If you're interested in learning the better approach, check out Hadley Wickam's excellent material on functionals within R: http://adv-r.had.co.nz/Functionals.html. But if you're new to both programming and R, I would skip it for now as it will just confuse you. Come back and revisit it (and the rest of this section) once you are able to write working functions using the approach above.
So for those of you that do want to see a better way to create a dataframe....
As I said before, the main issue with the approach above is growing an object inside of a loop by copying and recopying it. It works, but it's slow and inefficient. The better approach is to create an output object of an appropriate size and then fill it up.

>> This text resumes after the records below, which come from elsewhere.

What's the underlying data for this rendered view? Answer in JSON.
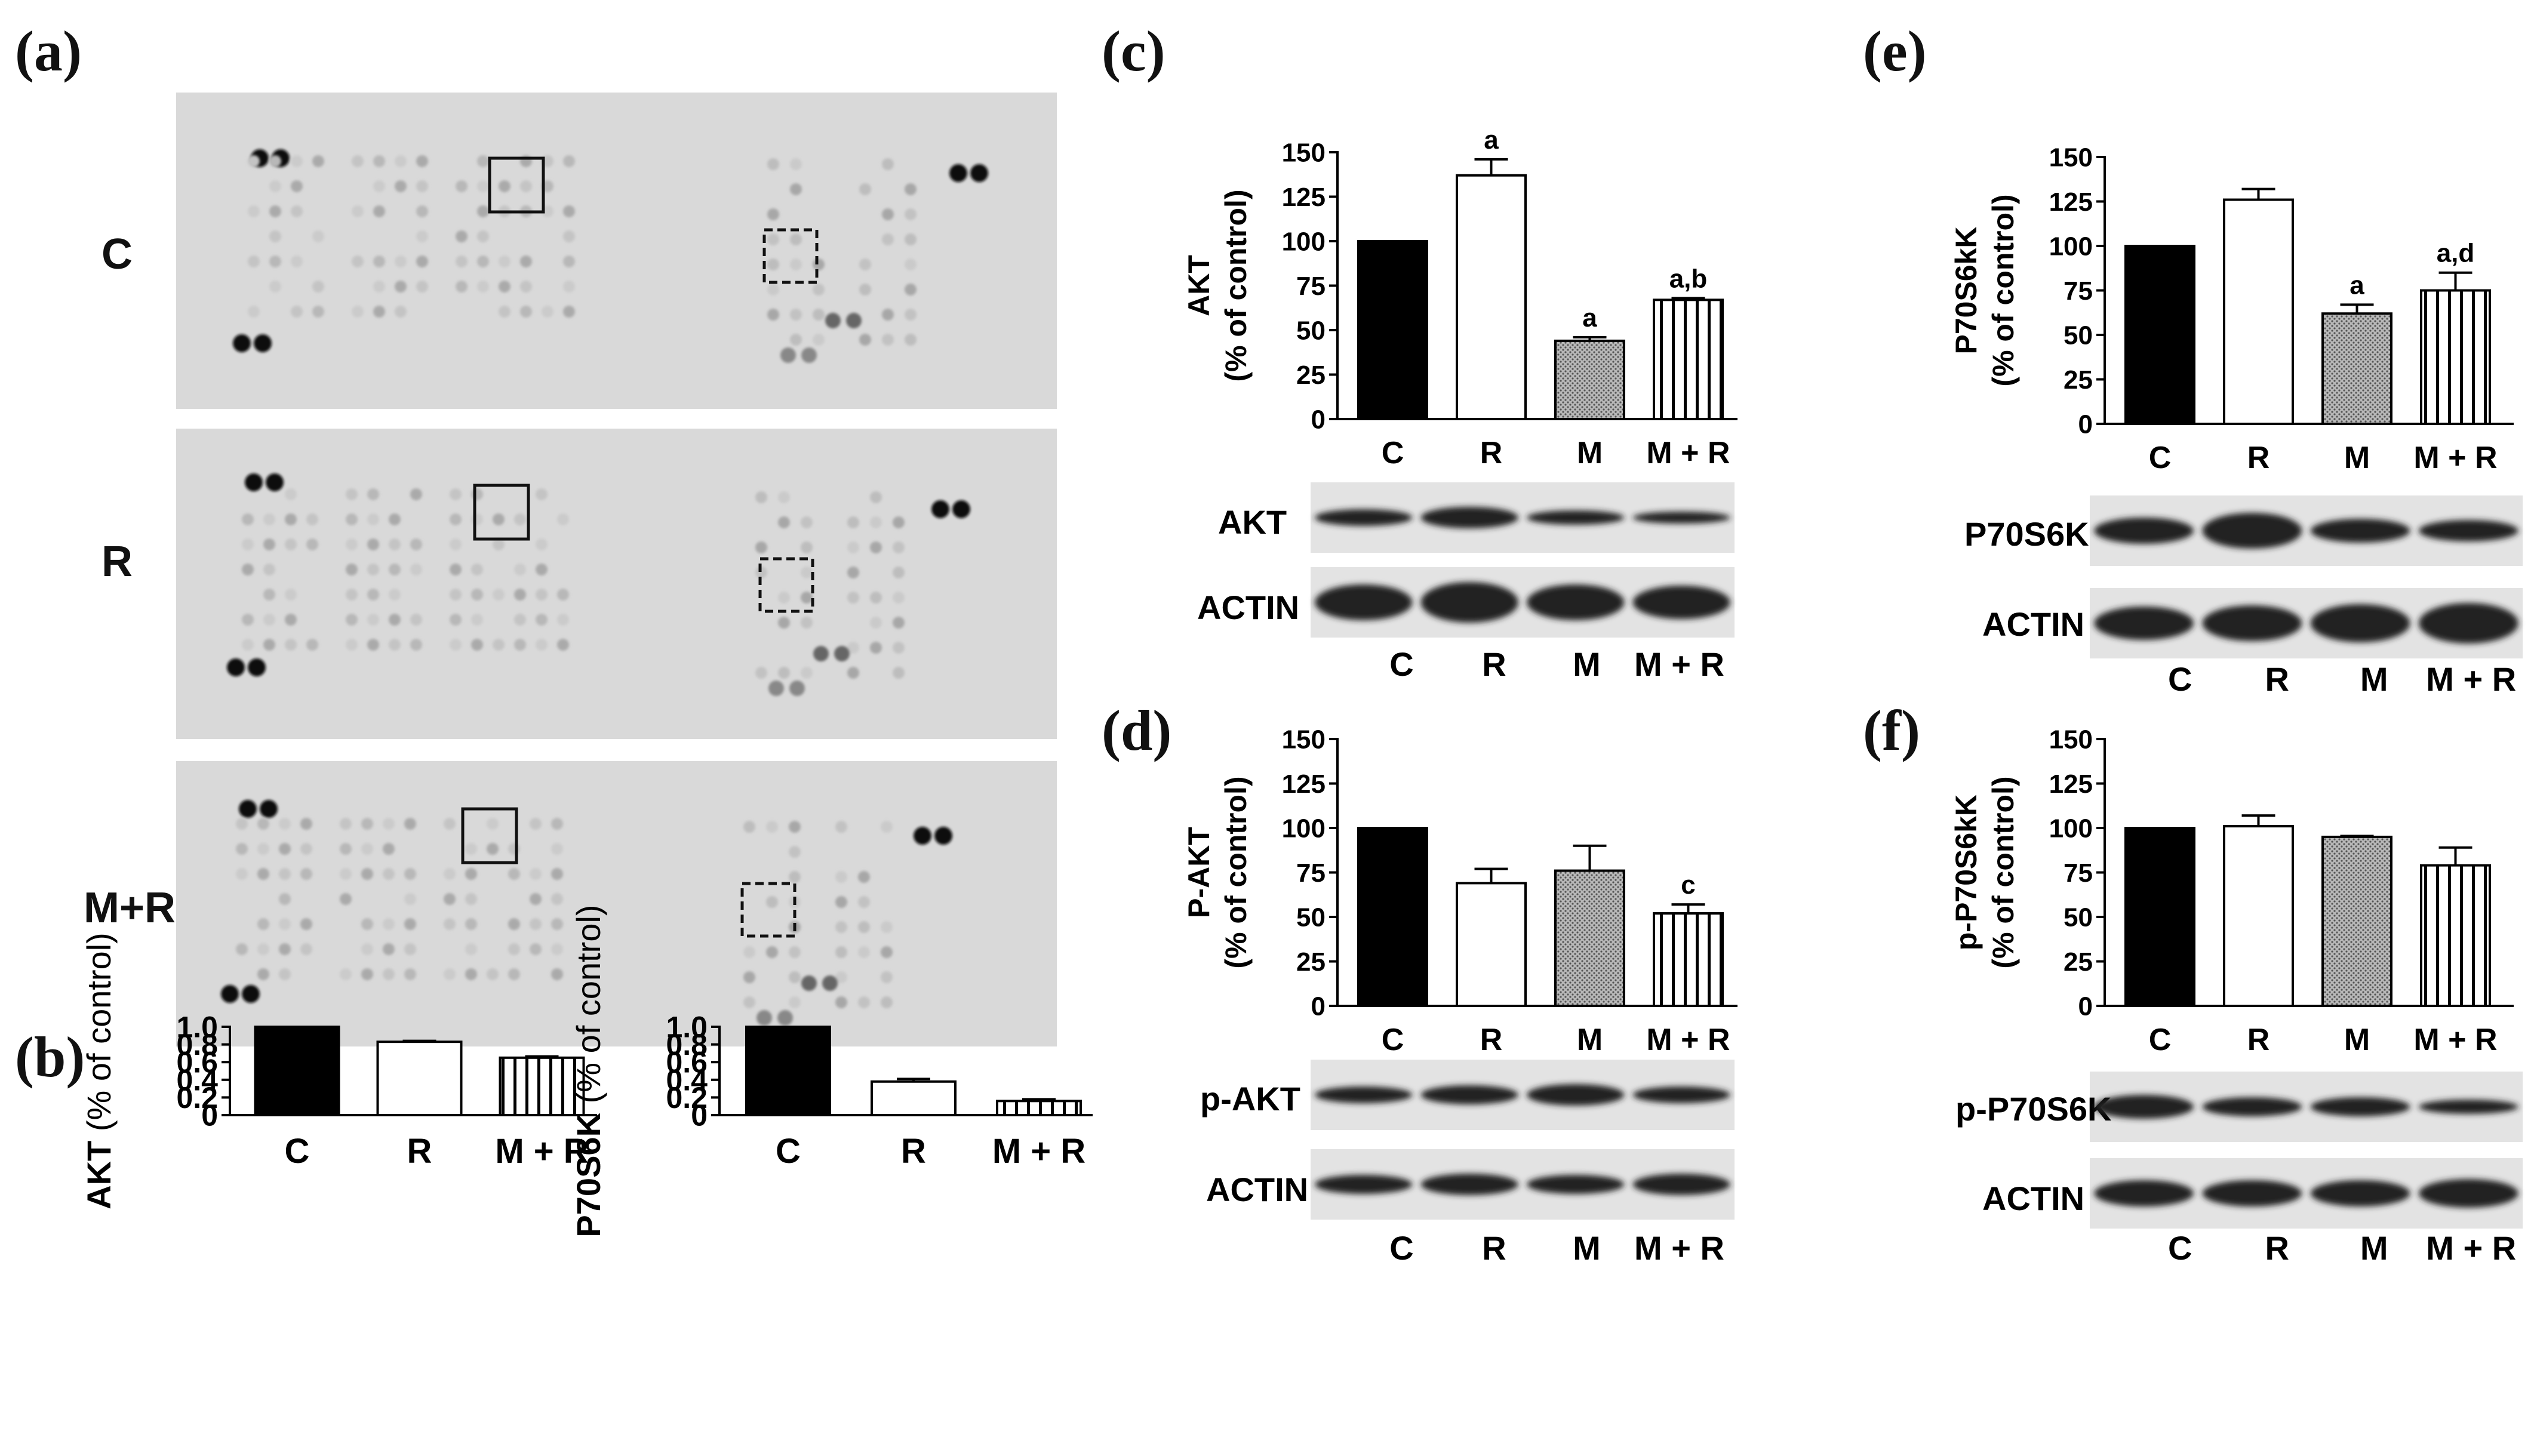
{
  "panel_labels": {
    "a": "(a)",
    "b": "(b)",
    "c": "(c)",
    "d": "(d)",
    "e": "(e)",
    "f": "(f)"
  },
  "panel_a": {
    "row_labels": [
      "C",
      "R",
      "M+R"
    ]
  },
  "colors": {
    "solid": "#000000",
    "open": "#ffffff",
    "dotted": "#9a9a9a",
    "striped": "#000000"
  },
  "chart_data": [
    {
      "id": "b1",
      "type": "bar",
      "ylabel_main": "AKT",
      "ylabel_sub": "(% of control)",
      "categories": [
        "C",
        "R",
        "M + R"
      ],
      "patterns": [
        "solid",
        "open",
        "striped"
      ],
      "values": [
        1.0,
        0.83,
        0.65
      ],
      "errors": [
        0.0,
        0.01,
        0.015
      ],
      "ylim": [
        0,
        1.0
      ],
      "yticks": [
        "0",
        "0.2",
        "0.4",
        "0.6",
        "0.8",
        "1.0"
      ],
      "annotations": [
        "",
        "",
        ""
      ]
    },
    {
      "id": "b2",
      "type": "bar",
      "ylabel_main": "P70S6K",
      "ylabel_sub": "(% of control)",
      "categories": [
        "C",
        "R",
        "M + R"
      ],
      "patterns": [
        "solid",
        "open",
        "striped"
      ],
      "values": [
        1.0,
        0.38,
        0.16
      ],
      "errors": [
        0.0,
        0.03,
        0.02
      ],
      "ylim": [
        0,
        1.0
      ],
      "yticks": [
        "0",
        "0.2",
        "0.4",
        "0.6",
        "0.8",
        "1.0"
      ],
      "annotations": [
        "",
        "",
        ""
      ]
    },
    {
      "id": "c",
      "type": "bar",
      "ylabel_main": "AKT",
      "ylabel_sub": "(% of control)",
      "categories": [
        "C",
        "R",
        "M",
        "M + R"
      ],
      "patterns": [
        "solid",
        "open",
        "dotted",
        "striped"
      ],
      "values": [
        100,
        137,
        44,
        67
      ],
      "errors": [
        0,
        9,
        2,
        1
      ],
      "ylim": [
        0,
        150
      ],
      "yticks": [
        "0",
        "25",
        "50",
        "75",
        "100",
        "125",
        "150"
      ],
      "annotations": [
        "",
        "a",
        "a",
        "a,b"
      ]
    },
    {
      "id": "d",
      "type": "bar",
      "ylabel_main": "P-AKT",
      "ylabel_sub": "(% of control)",
      "categories": [
        "C",
        "R",
        "M",
        "M + R"
      ],
      "patterns": [
        "solid",
        "open",
        "dotted",
        "striped"
      ],
      "values": [
        100,
        69,
        76,
        52
      ],
      "errors": [
        0,
        8,
        14,
        5
      ],
      "ylim": [
        0,
        150
      ],
      "yticks": [
        "0",
        "25",
        "50",
        "75",
        "100",
        "125",
        "150"
      ],
      "annotations": [
        "",
        "",
        "",
        "c"
      ]
    },
    {
      "id": "e",
      "type": "bar",
      "ylabel_main": "P70S6kK",
      "ylabel_sub": "(% of control)",
      "categories": [
        "C",
        "R",
        "M",
        "M + R"
      ],
      "patterns": [
        "solid",
        "open",
        "dotted",
        "striped"
      ],
      "values": [
        100,
        126,
        62,
        75
      ],
      "errors": [
        0,
        6,
        5,
        10
      ],
      "ylim": [
        0,
        150
      ],
      "yticks": [
        "0",
        "25",
        "50",
        "75",
        "100",
        "125",
        "150"
      ],
      "annotations": [
        "",
        "",
        "a",
        "a,d"
      ]
    },
    {
      "id": "f",
      "type": "bar",
      "ylabel_main": "p-P70S6kK",
      "ylabel_sub": "(% of control)",
      "categories": [
        "C",
        "R",
        "M",
        "M + R"
      ],
      "patterns": [
        "solid",
        "open",
        "dotted",
        "striped"
      ],
      "values": [
        100,
        101,
        95,
        79
      ],
      "errors": [
        0,
        6,
        0.5,
        10
      ],
      "ylim": [
        0,
        150
      ],
      "yticks": [
        "0",
        "25",
        "50",
        "75",
        "100",
        "125",
        "150"
      ],
      "annotations": [
        "",
        "",
        "",
        ""
      ]
    }
  ],
  "blots": {
    "c": {
      "band1": "AKT",
      "band2": "ACTIN",
      "lanes": [
        "C",
        "R",
        "M",
        "M + R"
      ]
    },
    "d": {
      "band1": "p-AKT",
      "band2": "ACTIN",
      "lanes": [
        "C",
        "R",
        "M",
        "M + R"
      ]
    },
    "e": {
      "band1": "P70S6K",
      "band2": "ACTIN",
      "lanes": [
        "C",
        "R",
        "M",
        "M + R"
      ]
    },
    "f": {
      "band1": "p-P70S6K",
      "band2": "ACTIN",
      "lanes": [
        "C",
        "R",
        "M",
        "M + R"
      ]
    }
  }
}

So the first thing we do is create an empty list that's the length of our expected output. In this case, our input object is going to be `files_full` and our empty list is going to be `tmp`.
```{r}
summary(files_full)
tmp <- vector(mode = "list", length = length(files_full))
summary(tmp)
```
Now we need to read in those csv files and drop them into `tmp`.
```{r}
for (i in seq_along(files_full)) {
tmp[[i]] <- read.csv(files_full[[i]])
}
str(tmp)
```
What we just did was read in each of the csv files and place them inside of our list. Now we have a list of 5 elements called `tmp`, where each element of the list is a data frame containing one of the csv files. It just so happens that this is functionally identical to using `lapply`.
```{r}
str(lapply(files_full, read.csv))
```
This is part of the power of the apply family of functions. You don't have to worry about the "housekeeping" of looping, and instead you can focus on the function you're using. When you or somebody else comes back weeks or months later and reads through your code, it's easier to understand what you were doing and why. If somebody says that the apply functions are more "expressive", this is what they're talking about.

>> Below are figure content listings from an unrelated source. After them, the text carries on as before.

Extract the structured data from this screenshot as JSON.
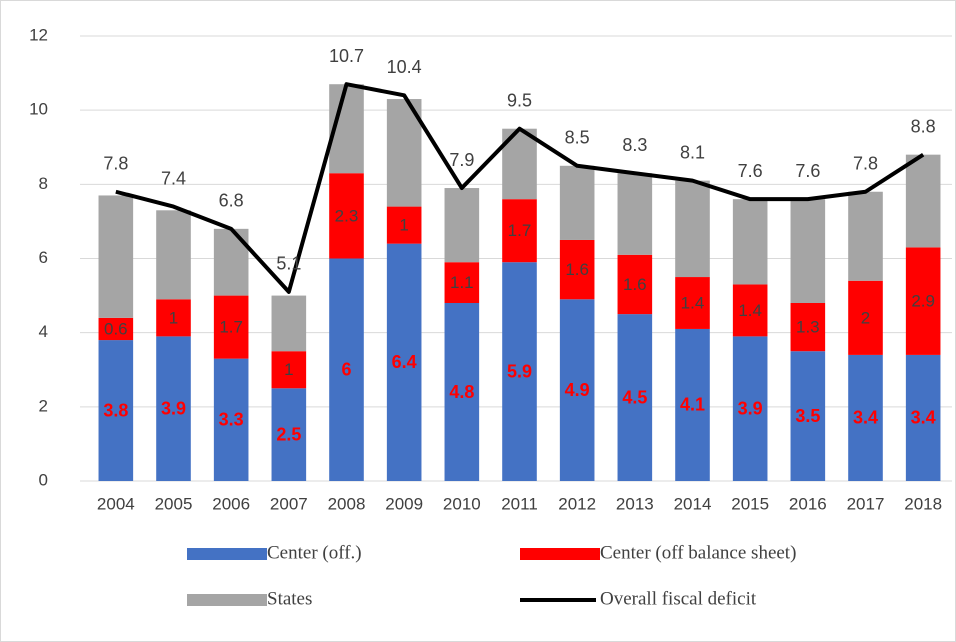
{
  "chart_data": {
    "type": "bar",
    "stacked": true,
    "categories": [
      "2004",
      "2005",
      "2006",
      "2007",
      "2008",
      "2009",
      "2010",
      "2011",
      "2012",
      "2013",
      "2014",
      "2015",
      "2016",
      "2017",
      "2018"
    ],
    "series": [
      {
        "name": "Center (off.)",
        "color": "#4472c4",
        "values": [
          3.8,
          3.9,
          3.3,
          2.5,
          6,
          6.4,
          4.8,
          5.9,
          4.9,
          4.5,
          4.1,
          3.9,
          3.5,
          3.4,
          3.4
        ],
        "labels": true
      },
      {
        "name": "Center (off balance sheet)",
        "color": "#ff0000",
        "values": [
          0.6,
          1,
          1.7,
          1,
          2.3,
          1,
          1.1,
          1.7,
          1.6,
          1.6,
          1.4,
          1.4,
          1.3,
          2,
          2.9
        ],
        "labels": true
      },
      {
        "name": "States",
        "color": "#a5a5a5",
        "values": [
          3.3,
          2.4,
          1.8,
          1.5,
          2.4,
          2.9,
          2.0,
          1.9,
          2.0,
          2.2,
          2.6,
          2.3,
          2.8,
          2.4,
          2.5
        ],
        "labels": false
      },
      {
        "name": "Overall fiscal deficit",
        "color": "#000000",
        "type": "line",
        "values": [
          7.8,
          7.4,
          6.8,
          5.1,
          10.7,
          10.4,
          7.9,
          9.5,
          8.5,
          8.3,
          8.1,
          7.6,
          7.6,
          7.8,
          8.8
        ],
        "labels": true
      }
    ],
    "ylim": [
      0,
      12
    ],
    "yticks": [
      0,
      2,
      4,
      6,
      8,
      10,
      12
    ],
    "grid": true
  }
}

Now we still need to go from a list to a single data frame, although you *can* manipulate the data within this structure:
```{r}
str(tmp[[1]])
head(tmp[[1]][,"Day"])
```
One way to do this would be to manually `rbind` everything together:
```{r}
output <- rbind(tmp[[1]], tmp[[2]], tmp[[3]], tmp[[4]], tmp[[5]])
str(output)
```
But of course there's a better way. We can use a function called `do.call()` to combine `tmp` into a single data frame with much less typing. `do.call` lets you specify a function and then passes a list as if each element of the list were an argument to the function.
The syntax is `do.call(function_you_want_to_use, list_of_arguments)`. In our case, we want to `rbind()` our list of data frames, `tmp`.
```{r}
output <- do.call(rbind, tmp)
str(output)
```
This approach avoids all of the messy copying and recopying of the data to build the final data frame. It's much more "R-like" and works quite a bit faster than our other approach.